EUGENIO CERELLI dice
Lo stigma di cui parla l’autore è un pregiudizio sociale lanciato da chi gestisce il potere verso chi non partecipa al coro. E’ senza ombra di dubbio l’anticamera della criminalizzazione e riflette il pensiero autoritario, fascista, che lo ha partorito. Facendo leva sulla paura favorisce l’isolamento dei pochi outsider coraggiosi, fornisce pretesti ai molti “indifferenti” che già si schierano naturalmente col potere e si gonfia di un consenso che è per buona parte figlio di ignavia.
Questo per ciò che riguarda, per ora, le “democrazie” occidentali.
Ma in Palestina la realtà dei fatti è già ben oltre.
Il lupo di Esopo non risponde alle logiche obiezioni dell’agnello, ma se lo pappa. Più o meno come il Governo di Israele negli ultimi 30 anni non ha mai risposto alle logiche ed evidenti obiezioni dei Palestinesi e dell’ONU ma si è pappato le loro terre, rendendo ormai impossibile l’opzione originale “due popoli, due stati”. Così come ha reso impossibile la pace, se non quella di “romana” memoria.

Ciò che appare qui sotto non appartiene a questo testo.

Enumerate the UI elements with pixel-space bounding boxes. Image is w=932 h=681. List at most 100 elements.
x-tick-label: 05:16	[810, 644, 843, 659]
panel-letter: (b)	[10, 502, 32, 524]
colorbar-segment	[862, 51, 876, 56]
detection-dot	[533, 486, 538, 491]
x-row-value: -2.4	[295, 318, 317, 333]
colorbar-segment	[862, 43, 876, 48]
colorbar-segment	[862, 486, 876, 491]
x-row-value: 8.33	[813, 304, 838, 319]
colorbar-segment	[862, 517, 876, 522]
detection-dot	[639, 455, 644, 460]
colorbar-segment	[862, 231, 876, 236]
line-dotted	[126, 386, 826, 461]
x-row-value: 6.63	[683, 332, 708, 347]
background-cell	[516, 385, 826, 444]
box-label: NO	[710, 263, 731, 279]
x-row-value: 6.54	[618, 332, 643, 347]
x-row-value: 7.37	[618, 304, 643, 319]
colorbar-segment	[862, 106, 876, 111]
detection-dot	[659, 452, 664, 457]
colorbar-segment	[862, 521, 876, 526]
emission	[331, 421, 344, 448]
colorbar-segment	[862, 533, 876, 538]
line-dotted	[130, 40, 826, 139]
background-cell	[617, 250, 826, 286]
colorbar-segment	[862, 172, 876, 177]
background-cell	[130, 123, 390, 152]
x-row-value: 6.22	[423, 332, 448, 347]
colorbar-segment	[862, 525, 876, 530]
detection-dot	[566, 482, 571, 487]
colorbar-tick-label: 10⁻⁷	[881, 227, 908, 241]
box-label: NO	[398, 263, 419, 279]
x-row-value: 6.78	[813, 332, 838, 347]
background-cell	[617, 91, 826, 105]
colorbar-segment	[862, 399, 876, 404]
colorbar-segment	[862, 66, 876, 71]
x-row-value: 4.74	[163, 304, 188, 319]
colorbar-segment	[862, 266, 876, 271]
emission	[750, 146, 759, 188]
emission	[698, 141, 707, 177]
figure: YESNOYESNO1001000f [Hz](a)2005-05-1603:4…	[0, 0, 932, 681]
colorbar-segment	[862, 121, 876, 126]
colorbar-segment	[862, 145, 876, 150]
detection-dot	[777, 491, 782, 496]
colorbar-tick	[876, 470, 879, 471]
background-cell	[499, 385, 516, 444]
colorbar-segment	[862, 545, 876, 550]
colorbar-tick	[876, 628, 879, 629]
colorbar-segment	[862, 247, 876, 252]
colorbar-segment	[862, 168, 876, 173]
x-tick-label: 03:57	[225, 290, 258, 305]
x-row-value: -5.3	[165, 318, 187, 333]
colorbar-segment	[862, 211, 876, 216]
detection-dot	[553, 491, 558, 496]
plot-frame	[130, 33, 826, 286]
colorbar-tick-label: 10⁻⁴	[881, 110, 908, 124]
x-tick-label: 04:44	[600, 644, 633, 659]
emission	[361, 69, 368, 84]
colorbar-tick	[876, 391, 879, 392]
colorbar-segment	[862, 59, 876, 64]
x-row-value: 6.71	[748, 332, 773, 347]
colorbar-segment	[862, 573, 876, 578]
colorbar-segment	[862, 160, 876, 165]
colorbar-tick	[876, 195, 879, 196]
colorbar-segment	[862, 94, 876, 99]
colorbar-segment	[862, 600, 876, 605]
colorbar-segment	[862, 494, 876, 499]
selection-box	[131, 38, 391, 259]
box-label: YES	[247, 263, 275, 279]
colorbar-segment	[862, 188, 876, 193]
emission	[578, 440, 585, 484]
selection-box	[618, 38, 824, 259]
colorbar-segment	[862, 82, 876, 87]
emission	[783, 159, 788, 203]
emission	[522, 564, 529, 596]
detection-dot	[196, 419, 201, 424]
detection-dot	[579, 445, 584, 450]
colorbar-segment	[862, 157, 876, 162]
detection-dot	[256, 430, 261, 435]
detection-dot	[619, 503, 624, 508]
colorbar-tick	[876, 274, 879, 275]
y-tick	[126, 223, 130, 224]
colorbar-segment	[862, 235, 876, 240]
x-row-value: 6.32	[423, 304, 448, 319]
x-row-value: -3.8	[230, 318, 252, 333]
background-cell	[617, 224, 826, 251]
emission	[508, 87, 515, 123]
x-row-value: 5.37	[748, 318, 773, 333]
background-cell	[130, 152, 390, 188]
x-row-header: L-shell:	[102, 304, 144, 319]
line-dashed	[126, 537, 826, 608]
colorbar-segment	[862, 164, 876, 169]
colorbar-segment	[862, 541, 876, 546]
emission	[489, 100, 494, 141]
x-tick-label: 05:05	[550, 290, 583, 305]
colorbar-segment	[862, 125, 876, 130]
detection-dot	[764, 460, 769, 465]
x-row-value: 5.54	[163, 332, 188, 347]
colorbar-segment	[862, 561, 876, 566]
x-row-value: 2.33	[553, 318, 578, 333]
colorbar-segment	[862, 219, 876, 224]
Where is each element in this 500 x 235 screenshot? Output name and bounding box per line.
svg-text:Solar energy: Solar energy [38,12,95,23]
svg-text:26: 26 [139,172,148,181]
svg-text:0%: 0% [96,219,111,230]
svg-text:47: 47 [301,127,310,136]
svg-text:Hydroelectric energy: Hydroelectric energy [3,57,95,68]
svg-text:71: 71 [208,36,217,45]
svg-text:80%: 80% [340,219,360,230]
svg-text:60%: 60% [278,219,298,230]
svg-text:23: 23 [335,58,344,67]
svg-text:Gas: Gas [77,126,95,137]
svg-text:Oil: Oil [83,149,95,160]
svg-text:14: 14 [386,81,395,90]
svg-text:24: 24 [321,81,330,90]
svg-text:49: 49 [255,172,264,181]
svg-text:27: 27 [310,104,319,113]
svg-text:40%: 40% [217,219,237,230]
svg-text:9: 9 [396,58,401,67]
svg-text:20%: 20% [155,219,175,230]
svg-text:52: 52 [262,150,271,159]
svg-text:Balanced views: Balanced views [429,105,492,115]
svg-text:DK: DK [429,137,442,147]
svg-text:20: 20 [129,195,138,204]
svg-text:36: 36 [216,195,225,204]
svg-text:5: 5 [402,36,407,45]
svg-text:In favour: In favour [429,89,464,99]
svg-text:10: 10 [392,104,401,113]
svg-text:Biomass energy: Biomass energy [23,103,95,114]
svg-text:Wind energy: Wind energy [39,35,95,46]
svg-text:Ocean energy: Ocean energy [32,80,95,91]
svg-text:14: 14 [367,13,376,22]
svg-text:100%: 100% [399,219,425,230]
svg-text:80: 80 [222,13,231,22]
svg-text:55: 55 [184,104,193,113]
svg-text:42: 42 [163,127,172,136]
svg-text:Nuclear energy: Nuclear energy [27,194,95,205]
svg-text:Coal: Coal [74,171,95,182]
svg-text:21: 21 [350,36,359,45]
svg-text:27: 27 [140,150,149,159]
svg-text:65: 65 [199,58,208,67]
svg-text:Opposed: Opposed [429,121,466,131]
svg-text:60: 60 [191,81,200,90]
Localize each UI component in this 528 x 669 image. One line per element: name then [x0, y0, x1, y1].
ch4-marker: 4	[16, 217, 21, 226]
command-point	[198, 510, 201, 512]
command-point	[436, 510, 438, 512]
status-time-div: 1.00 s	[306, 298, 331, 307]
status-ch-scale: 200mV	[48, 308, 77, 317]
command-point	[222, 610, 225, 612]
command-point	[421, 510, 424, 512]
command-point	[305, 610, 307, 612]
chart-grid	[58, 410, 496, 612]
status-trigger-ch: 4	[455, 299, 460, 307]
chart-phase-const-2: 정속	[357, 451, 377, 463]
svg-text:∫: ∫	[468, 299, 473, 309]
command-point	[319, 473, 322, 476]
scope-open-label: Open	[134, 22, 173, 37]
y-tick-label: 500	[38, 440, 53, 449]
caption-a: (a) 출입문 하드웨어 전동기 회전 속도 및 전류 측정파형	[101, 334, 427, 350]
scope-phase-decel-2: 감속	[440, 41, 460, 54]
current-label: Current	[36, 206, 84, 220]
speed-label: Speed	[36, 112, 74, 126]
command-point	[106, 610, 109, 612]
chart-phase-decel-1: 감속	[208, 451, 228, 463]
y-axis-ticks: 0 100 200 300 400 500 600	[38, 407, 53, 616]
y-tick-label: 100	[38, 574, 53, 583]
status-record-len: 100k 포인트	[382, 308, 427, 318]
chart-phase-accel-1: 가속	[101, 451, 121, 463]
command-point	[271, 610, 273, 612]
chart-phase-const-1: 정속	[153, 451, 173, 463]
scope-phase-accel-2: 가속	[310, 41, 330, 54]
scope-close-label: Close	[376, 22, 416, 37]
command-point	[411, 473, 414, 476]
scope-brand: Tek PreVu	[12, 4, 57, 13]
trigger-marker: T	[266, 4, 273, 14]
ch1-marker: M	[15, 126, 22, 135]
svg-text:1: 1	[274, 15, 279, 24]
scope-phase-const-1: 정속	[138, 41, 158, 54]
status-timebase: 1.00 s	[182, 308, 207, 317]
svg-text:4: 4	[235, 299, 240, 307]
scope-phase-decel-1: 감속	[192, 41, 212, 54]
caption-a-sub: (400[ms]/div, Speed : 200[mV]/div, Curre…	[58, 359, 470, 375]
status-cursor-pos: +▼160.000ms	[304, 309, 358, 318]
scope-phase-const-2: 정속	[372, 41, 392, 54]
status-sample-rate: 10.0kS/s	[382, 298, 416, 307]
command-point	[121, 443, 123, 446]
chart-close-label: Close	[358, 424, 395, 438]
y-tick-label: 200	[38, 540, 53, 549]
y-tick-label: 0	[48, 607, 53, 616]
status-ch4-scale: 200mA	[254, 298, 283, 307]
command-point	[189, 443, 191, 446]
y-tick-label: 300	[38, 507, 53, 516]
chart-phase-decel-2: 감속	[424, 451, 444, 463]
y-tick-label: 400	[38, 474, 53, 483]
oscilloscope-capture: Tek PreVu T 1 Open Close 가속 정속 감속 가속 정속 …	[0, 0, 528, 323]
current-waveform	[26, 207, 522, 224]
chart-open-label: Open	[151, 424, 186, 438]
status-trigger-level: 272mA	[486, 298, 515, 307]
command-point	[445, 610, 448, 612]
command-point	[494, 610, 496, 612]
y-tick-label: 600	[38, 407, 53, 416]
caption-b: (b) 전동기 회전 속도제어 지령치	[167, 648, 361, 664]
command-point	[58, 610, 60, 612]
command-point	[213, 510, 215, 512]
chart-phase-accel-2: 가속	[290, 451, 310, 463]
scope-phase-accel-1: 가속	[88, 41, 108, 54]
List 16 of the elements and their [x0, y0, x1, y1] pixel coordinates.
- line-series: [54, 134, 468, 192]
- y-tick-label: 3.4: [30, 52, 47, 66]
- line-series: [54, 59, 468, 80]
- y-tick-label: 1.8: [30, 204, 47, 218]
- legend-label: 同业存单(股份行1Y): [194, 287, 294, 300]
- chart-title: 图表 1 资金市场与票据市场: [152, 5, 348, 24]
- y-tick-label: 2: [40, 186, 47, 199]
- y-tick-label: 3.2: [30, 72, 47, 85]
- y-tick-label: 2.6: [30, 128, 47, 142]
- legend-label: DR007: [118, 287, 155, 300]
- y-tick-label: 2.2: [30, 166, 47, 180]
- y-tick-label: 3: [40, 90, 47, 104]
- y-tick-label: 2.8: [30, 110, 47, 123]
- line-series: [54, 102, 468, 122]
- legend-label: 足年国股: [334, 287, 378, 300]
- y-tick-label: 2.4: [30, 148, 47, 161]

Penso che lo stigma che riceve chi ora, in occidente, si schiera con la popolazione di Gaza sia ben poca cosa rispetto a ciò che la popolazione di Gaza sta subendo in questi giorni: se non sopportiamo neanche questo è meglio rassegnarsi ed andare ad ingrossare le fila dei tanti “embedded” nostrani.